Temple Priestess  

goddessoshun5 39F
12 posts
8/30/2006 1:20 pm

Last Read:
10/22/2006 1:07 am

Temple Priestess


In the past, the way back, I lived as a Priestess and was initiated to the temple. I led people to themselves through the body, the mind, the soul. This is not a visual memory, not something i can really grasp or fully understand but I know I am being called to it again in the here, the now. This time it is a much more difficult path. We have forgotten the way, we are not able to be free as we were to practice the mysteries. People have introduced us to shame and embarrassment of our bodies and sexualities. People suppress and abuse the power. People abuse and defile the body. Worship, is lost and forgotten. We hide ourselves and are taught to repent, that this is a sin, that we should not celebrate our sensual nature. Our divinity is just there, beneath the surface of what we call lust. We are self serving and have forgotten how to really share power and not take it in greed.
Many will pass by the door, some will knock and few will enter. Many will want to come in, but fear stops them cold. It is there, eternally, waiting for you to return.

Many will be interested and intrigued and few will be initiated.
It doesn't have to be that way. The door is open those who choose it.



2daycowboywanted 45F

8/30/2006 2:01 pm

Good to know, I think.

Until later
2daycowboywanted


rm_ChiRugger 42M

8/30/2006 4:27 pm

I feel oddly attracted to woman who's bodies are considered unattractive by current social standards. Not saying I like ugly people, but I like those that please the eye by the suppleness they show. I enjoy the surrender to the moment. I want to enjoy what I have now and forget those life problems that prevent our release. In a hot affair age, time, and vanity are obstacle which seem to disappear.
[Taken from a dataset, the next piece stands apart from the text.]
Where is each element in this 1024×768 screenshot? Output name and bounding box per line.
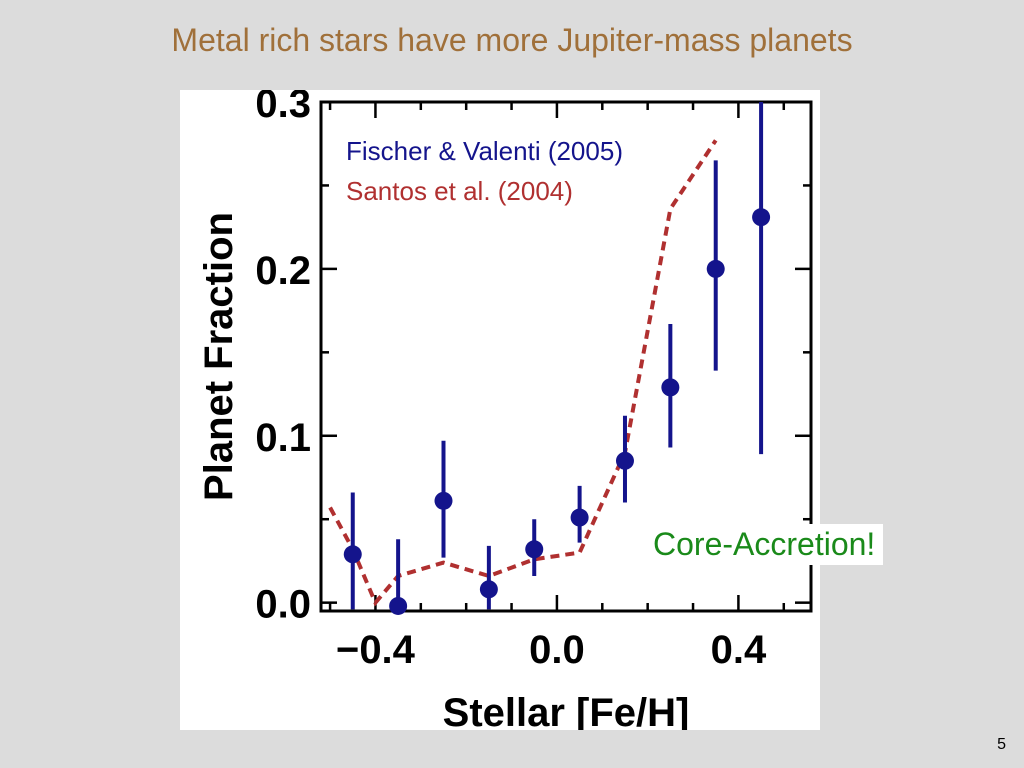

I feel the past in my bones. Why it is there and what it means is not something I understand. I often feel when I am making love in that passionate way, as if I am not experiencing it for the first time, but form a memory. Things I have never been able to do from fear of social standards. Catholicism tried to take away oral sex from me. I have a desire to find out what other great parts of my sex life I am missing.


goddessoshun5 39F

8/31/2006 12:17 am

maybe just missing the True connection, and having to overcome so much guilt is a lifetime preocess....sounds like you have touched upon the real gift, the feeling of what it is to lose the body in the experience. Go beyond.... you're on the path.